I think it’s super easy after having your baby to only talk about the things being amazing, to kind of put them (the baby) on that pedestal. We do this a lot and whether intentionally or not, to minimize the realness, the rawness, the actuality of what was going on. 

And so what I want you to know is that if you’re feeling alone because you’re not yet a mom, or you haven’t had another baby and comparing yourself to your friends, family, or colleagues and their family planning journey- it’s not because there is something wrong with you. It’s a function of your thinking. If your brain is scanning the environment and looking for how you’re different and making you feel bad. That doesn’t mean your brain is defective. Your brain is doing what it was designed to do to keep you alive. 

And you want to ask, is this real or is this just perceived? Because chances are, it’s just your brain being hypersensitive to negativity, to that bias and perhaps worsened by the fact that most people aren’t being super honest about the realness of their experiences. And what I think and what I have experienced when I work with women is that I can help with a lot of kind of surface things. 

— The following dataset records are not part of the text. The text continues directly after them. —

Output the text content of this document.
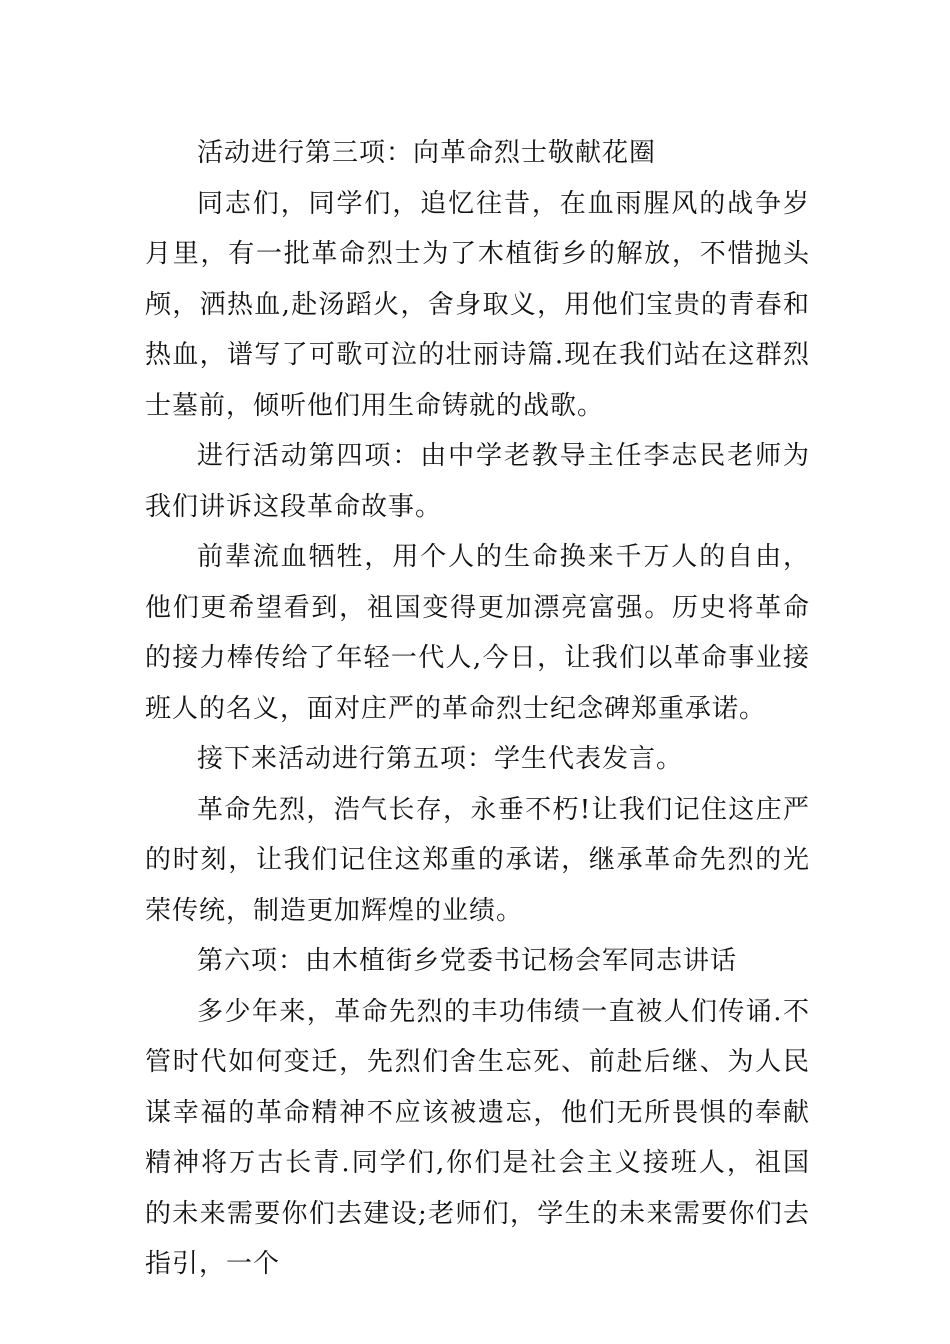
活动进行第三项：向革命烈士敬献花圈

同志们，同学们，追忆往昔，在血雨腥风的战争岁月里，有一批革命烈士为了木植街乡的解放，不惜抛头颅，洒热血,赴汤蹈火，舍身取义，用他们宝贵的青春和热血，谱写了可歌可泣的壮丽诗篇.现在我们站在这群烈士墓前，倾听他们用生命铸就的战歌。

进行活动第四项：由中学老教导主任李志民老师为我们讲诉这段革命故事。

前辈流血牺牲，用个人的生命换来千万人的自由，他们更希望看到，祖国变得更加漂亮富强。历史将革命的接力棒传给了年轻一代人,今日，让我们以革命事业接班人的名义，面对庄严的革命烈士纪念碑郑重承诺。

接下来活动进行第五项：学生代表发言。

革命先烈，浩气长存，永垂不朽!让我们记住这庄严的时刻，让我们记住这郑重的承诺，继承革命先烈的光荣传统，制造更加辉煌的业绩。

第六项：由木植街乡党委书记杨会军同志讲话

多少年来，革命先烈的丰功伟绩一直被人们传诵.不管时代如何变迁，先烈们舍生忘死、前赴后继、为人民谋幸福的革命精神不应该被遗忘，他们无所畏惧的奉献精神将万古长青.同学们,你们是社会主义接班人，祖国的未来需要你们去建设;老师们，学生的未来需要你们去指引，一个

But the deep work, the powerful stuff, the stuff that makes you feel like you lost 100 pounds of emotional baggage requires a level of vulnerability and honesty that only exists when you’re in the right community. When you’re surrounded by women who are willing to love you for whatever, not because you’re amazing. I mean, of course you are amazing, but accepting that you are amazing and also you are flawed because we’re human and that’s the way of it. Gives you the ability to talk about what was real for you, what was actually going on in your life, your body, and your mind. 

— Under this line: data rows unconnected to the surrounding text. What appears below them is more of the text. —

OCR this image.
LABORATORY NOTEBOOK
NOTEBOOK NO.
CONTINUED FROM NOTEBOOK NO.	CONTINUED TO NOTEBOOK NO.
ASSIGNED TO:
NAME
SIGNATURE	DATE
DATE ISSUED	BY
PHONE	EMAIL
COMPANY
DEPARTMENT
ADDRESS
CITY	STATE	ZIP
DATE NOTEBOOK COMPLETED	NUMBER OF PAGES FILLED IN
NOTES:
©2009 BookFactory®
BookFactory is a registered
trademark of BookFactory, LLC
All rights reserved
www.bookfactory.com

That thing that you’ve been shaming yourself for can come to the light, and because it can come to the light, then we can unchain it. And that only happens when you believe that it’s not just you. So of course my hope is always that you’re going to come to my IVF This Group Coaching program because that’s where I do what I do. And I know it to be an incredibly welcoming environment, incredibly welcoming. 

And also if you don’t do that and you do want help, you can find a support (1:1 coaching, therapy, support group), you’re going to need to find a community that doesn’t try to make it all roses, that doesn’t expect you to be perfect. And that that is a place where you can feel comfortable being vulnerable and talking about what was actually going on. So that you can un-shame it and you can let go of that emotional weight that you’re carrying around. So we love our brain. We love them and they’re trying to keep us alive, these brains, especially that old part of the brain. It’s always scanning the environment for danger. 

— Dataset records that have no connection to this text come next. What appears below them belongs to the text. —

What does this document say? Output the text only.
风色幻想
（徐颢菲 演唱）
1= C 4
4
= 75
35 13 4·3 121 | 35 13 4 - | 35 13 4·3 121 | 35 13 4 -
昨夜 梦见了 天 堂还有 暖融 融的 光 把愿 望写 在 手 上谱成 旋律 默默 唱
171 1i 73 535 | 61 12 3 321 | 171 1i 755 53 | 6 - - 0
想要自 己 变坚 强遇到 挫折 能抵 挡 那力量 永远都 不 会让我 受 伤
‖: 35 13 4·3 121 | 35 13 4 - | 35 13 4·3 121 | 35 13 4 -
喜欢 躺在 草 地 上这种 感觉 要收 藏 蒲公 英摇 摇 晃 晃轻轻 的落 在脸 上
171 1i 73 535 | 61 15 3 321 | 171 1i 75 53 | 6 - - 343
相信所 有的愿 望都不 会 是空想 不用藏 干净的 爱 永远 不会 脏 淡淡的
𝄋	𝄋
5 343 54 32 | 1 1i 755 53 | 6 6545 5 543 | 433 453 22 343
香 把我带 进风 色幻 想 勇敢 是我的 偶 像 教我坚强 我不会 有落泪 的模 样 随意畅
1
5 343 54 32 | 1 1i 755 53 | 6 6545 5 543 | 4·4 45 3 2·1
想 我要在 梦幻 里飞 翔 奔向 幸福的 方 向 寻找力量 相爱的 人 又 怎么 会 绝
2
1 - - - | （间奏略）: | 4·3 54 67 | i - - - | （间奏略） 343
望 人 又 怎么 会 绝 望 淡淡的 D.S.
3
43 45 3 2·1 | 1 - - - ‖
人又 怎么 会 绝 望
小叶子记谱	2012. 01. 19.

So if you’re feeling isolated it might just be partially because your brain is scanning the environment looking for danger. Also be wary of what you see on social media and the surface level conversations that are happening among people that you know. Know that there is more to that. Remind yourself there’s always more and there’s nothing wrong with you if it none of this is amazing and rosy and fantastic. That’s not really how human experiences work. There might be amazing moments, but they’re not all amazing and you’re not alone in that. 

That is what I have for you this week, Have a great week, and I’ll talk to you soon!